Syntheses of the novel polymer-bound platinum-based chemotherapeutic agent poly(HPMA)-GGG-Ama=Pt=(1R,2R)-DACH, AP5346, and its precursors are reported. The method utilized in preclinical development of AP5346 is described herein. Additionally, an improved synthesis, which has shown that ion exchange resins can be removed, significantly less platinum can be used when the reaction mixture is pH-stated, and the synthesis can be performed at a higher concentration, is reported. These combined improvements result in a more cost-effective, scaleable procedure. Various methods of analysis of the drug substance are also discussed. Specifically, (1)H NMR spectroscopy is used for identity and can also distinguish small molecule impurities to below 0.1%. (195)Pt NMR determines the coordination environment of the platinum and also identity and purity in relation to platinum chelation of the construct.
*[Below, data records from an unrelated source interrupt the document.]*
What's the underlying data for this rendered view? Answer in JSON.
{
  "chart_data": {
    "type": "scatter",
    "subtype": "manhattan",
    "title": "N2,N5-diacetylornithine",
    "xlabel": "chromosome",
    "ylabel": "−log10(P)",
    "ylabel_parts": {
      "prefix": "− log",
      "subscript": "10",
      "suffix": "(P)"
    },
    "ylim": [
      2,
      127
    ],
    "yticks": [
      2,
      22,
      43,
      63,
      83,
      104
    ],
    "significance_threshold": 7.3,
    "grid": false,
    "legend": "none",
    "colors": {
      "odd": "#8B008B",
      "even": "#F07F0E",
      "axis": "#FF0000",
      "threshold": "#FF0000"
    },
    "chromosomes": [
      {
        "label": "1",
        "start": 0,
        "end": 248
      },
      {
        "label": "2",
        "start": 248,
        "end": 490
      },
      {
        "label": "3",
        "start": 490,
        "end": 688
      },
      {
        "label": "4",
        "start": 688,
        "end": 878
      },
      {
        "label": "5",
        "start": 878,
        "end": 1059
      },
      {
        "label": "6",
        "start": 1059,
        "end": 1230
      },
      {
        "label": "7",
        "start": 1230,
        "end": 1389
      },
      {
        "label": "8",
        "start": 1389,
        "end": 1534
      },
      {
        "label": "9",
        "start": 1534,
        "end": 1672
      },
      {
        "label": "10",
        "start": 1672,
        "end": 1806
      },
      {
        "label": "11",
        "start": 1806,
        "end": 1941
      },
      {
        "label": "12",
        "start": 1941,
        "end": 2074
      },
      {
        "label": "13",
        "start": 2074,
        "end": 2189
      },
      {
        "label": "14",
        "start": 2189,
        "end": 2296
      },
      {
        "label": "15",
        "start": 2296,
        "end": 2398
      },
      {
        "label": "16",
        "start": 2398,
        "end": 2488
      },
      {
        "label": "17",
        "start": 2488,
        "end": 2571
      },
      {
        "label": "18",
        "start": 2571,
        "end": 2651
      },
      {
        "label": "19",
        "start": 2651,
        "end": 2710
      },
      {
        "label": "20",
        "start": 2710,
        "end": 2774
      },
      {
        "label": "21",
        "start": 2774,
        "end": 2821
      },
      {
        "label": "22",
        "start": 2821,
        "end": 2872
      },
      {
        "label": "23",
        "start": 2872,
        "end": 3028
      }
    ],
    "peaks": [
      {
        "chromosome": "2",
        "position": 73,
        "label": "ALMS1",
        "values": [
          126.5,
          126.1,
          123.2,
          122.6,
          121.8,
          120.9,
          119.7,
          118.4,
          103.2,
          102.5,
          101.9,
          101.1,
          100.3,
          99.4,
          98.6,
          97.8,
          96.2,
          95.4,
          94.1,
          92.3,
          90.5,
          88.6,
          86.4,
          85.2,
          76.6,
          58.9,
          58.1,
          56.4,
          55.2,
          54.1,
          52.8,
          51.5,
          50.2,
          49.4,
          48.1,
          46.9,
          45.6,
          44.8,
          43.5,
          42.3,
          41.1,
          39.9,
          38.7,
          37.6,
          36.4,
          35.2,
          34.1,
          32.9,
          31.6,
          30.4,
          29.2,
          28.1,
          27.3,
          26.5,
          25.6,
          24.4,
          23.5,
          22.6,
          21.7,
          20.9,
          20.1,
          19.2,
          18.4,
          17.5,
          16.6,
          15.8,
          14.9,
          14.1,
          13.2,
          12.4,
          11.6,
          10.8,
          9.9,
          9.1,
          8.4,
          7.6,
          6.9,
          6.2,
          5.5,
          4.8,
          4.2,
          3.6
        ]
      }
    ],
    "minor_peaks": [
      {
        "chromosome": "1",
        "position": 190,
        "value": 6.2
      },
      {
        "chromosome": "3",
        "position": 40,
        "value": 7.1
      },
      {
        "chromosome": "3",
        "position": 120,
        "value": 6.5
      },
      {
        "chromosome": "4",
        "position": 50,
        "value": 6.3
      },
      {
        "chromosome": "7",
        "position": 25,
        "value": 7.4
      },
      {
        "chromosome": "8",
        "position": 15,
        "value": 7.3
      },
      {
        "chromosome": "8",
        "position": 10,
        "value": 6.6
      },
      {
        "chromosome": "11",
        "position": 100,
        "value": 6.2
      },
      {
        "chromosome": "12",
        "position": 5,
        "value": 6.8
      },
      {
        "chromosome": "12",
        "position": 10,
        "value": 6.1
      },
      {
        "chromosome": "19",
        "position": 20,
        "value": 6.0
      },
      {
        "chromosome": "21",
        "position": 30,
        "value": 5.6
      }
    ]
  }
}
Size exclusion chromatography is used to establish the molecular weight of AP5346 while ICP-AES determines platinum content and platinum release rates in phosphate-buffered saline. The cumulative results of this work have yielded an efficient syntheses of a polymer-based chemotherapeutic agent with subsequent detailed characterization methods.

Preclinical efficacy and pharmacokinetics of AP5346, a novel diaminocyclohexane-platinum tumor-targeting drug delivery system.

PURPOSE: AP5346 is designed to target a diaminocyclohexane platinum (Pt) moiety to tumors through pH-sensitive linkage to a 25 kDa hydroxypropylmethacrylamide polymer. The goal of these studies was to determine the rate of release of Pt as a function of pH, the antitumor activity, and plasma and tumor pharmacokinetics of AP5346 in preclinical models. EXPERIMENTAL DESIGN: Antitumor activity was assessed in mice bearing B16F10 melanoma and M5076 and 2008 ovarian carcinomas. Pt levels in plasma, tumors, and tumor DNA were measured by atomic absorption and inductively coupled plasma mass spectrometry. RESULTS: AP5346 did not release Pt when suspended in 5% dextrose and released only 3.5% of its Pt in 24 hours in buffer at pH 7.4; the rate of release was 7-fold higher at pH 5.4. When given at their respective maximum tolerated doses, the antitumor activity of AP5346 was superior to that of oxaliplatin against both the B16 melanoma and 2008 human ovarian carcinoma. It was more effective than cisplatin in both cisplatin-sensitive and cisplatin-resistant variants of the M5076 tumor. When given at equitoxic doses, the peak plasma concentration was 25-fold higher, and AUC((0-infinity)) was 93 times higher, for AP5346 than for oxaliplatin. AP5346 delivered 16.3-fold more Pt to the tumor and 14.2-fold more Pt to tumor DNA than oxaliplatin based on AUC((1-168)). CONCLUSIONS: AP5346 has a substantially better therapeutic index than oxaliplatin. AP5346 produced a marked increase in the delivery of diaminocyclohexane Pt to the tumor and tumor DNA over and above that attainable with oxaliplatin.